You do what you have to do. And now she's healthy and happy and still gets both breast and bottle, which has allowed Mommy to have small breaks and Daddy to take over on occasion.

No one has to tell you breast is best. We all know that. Get help, but don't kill yourself to make it happen.

3. But if you're nursing, buy Lily Padz.
Seriously. You have to. They rock.

Congrats to the three lovely ladies and welcome to the babies-to-be!

Monday, April 02, 2007

Two months old


Well, Mommy is a bad mommy and didn't blog when Keira hit the one month mark, but in my defense, there's no such thing as February 30th so she didn't have one. Yup. I use any and all excuses for my negligent behavior already.


I realized that I never really wrote anything resembling a "birth story", but I have to say that after all the ups and downs of a highly "eventful" pregnancy, the birth itself was a breeze. Hey, I had to catch a break somewhere.

My doctors had basically realized that I had HAD IT (no, really...every single day towards the end there I was threatening to cut the kid out myself) and I got a huge surprise phone call from the hospital saying that I was scheduled for a c-section on January 30. I hobbled on over to the guest room (wish I could say I ran, but that was not possible) to tell my Mom the good news and then of course panic set in.

Mom had been here since January 11th and it was now the 24th, and in that time, she was shocked to be there in person to witness just how bad off I was. I couldn't eat, walk, sleep...you know, little things like that. I think Mr. Blogger was just relieved to have some help in retrieving things for me. God help that man.

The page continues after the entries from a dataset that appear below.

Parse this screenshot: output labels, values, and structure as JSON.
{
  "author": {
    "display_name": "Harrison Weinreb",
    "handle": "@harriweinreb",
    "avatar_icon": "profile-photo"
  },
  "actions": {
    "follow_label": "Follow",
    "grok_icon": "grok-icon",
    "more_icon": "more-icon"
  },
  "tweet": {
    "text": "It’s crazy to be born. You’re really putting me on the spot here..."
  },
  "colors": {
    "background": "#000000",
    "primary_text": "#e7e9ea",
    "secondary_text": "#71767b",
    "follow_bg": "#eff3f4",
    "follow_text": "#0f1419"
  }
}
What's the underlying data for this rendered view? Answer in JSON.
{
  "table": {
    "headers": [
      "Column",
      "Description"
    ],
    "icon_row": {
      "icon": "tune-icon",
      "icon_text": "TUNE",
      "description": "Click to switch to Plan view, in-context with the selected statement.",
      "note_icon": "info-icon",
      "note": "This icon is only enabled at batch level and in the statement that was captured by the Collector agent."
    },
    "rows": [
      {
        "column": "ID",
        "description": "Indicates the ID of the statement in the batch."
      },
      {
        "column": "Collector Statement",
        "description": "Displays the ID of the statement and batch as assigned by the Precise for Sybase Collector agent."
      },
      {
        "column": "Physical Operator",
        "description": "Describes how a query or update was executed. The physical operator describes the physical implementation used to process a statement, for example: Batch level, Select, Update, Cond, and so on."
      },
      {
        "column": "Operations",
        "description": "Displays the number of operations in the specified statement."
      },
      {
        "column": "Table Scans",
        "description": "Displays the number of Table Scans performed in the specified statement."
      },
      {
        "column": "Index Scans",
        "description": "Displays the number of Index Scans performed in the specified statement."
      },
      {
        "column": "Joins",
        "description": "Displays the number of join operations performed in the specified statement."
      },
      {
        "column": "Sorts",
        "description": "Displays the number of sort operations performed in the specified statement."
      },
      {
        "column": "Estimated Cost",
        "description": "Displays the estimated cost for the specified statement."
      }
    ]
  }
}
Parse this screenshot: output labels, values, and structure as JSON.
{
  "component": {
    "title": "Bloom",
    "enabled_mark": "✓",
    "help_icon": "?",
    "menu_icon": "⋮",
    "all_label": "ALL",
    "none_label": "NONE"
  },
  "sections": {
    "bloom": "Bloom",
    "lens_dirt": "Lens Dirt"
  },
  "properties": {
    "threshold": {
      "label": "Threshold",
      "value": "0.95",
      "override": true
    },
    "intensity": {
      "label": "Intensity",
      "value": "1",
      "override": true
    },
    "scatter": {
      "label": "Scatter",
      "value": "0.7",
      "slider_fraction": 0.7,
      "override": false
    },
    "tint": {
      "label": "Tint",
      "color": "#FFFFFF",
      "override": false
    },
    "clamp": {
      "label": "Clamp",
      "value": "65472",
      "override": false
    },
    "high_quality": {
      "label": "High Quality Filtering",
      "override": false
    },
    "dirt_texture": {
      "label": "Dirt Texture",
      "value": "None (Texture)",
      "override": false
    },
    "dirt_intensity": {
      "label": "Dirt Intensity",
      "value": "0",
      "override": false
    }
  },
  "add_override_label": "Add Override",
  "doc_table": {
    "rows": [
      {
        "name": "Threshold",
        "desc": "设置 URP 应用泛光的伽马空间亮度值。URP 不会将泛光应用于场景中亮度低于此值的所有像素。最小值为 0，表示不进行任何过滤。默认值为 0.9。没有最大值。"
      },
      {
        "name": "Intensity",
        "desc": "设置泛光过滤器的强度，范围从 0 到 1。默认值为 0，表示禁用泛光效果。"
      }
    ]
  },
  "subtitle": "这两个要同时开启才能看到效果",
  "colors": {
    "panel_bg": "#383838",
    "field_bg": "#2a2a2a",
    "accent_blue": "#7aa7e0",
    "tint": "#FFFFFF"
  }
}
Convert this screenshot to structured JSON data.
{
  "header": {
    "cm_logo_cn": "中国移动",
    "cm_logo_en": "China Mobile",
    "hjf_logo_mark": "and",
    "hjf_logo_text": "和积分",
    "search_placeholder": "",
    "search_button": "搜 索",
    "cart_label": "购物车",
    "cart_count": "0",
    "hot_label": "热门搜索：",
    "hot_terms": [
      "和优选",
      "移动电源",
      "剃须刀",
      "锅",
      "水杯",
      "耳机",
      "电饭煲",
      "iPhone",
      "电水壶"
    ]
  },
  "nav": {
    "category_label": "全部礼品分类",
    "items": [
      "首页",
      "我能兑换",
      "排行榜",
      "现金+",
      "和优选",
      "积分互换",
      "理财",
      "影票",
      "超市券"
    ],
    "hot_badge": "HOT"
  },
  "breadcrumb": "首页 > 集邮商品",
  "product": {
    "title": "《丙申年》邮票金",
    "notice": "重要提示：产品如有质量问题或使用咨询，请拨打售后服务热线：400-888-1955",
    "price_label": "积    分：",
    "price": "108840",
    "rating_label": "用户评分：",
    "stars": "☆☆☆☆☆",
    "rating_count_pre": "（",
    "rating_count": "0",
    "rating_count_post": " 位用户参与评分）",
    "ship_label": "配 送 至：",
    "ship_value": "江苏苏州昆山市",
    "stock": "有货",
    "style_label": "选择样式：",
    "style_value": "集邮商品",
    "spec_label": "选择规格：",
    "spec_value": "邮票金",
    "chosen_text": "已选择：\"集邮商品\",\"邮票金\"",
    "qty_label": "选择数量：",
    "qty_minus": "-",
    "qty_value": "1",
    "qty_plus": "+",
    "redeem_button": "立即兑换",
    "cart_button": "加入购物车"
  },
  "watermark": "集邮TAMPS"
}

The next day MB's parents arrived from London and it was Operation Get Ready For Baby full speed ahead. There was still so much to do, buy, prepare, arrange...I was freaking out over not even owning a robe, for criminy's sake.

By the time the 30th arrived, I actually felt ok. I wasn't panicked about the surgery at all, I was more thrilled to finally be starting this new life. OK, and to NOT BE PREGNANT ANY MORE. I felt very calm and in good hands. The only hitch really was that the spinal took about thirty attempts and the anesthesiologist was starting to panic, but I just kept breathing. Pain was nothing at this point.

I did almost pass out from my blood pressure plummeting apparently, but hey, what can you do?

MB was finally allowed into the OR once the spinal took effect and had the camera at the ready. It went so fast and I'm so thankful for the anesthesiologist telling us what was happening so that I knew when she was out. Then, of course, you find yourself counting the seconds until she cries. Come on little baby. Make a sound.

Didn't take long. No...not any child of mine.

I couldn't see anything, but I kept hearing everyone saying, "She's beautiful!". Then I got to see for myself...

I agreed. And I was immediately in love and ridiculously protective.

I could bore you with the pain in the ass that healing from the c-section plus trying to breastfeed turned out to be (I think I may FINALLY have the hang of it and it's only been two months), but does it really matter? She's doing fine, finally growing well and is the absolute center of our lives.

Now, when I go back to work in a month, I may lose my mind. I seriously burst into tears every time I think about it. I mean, how can you leave this?

I don't even want to think about it.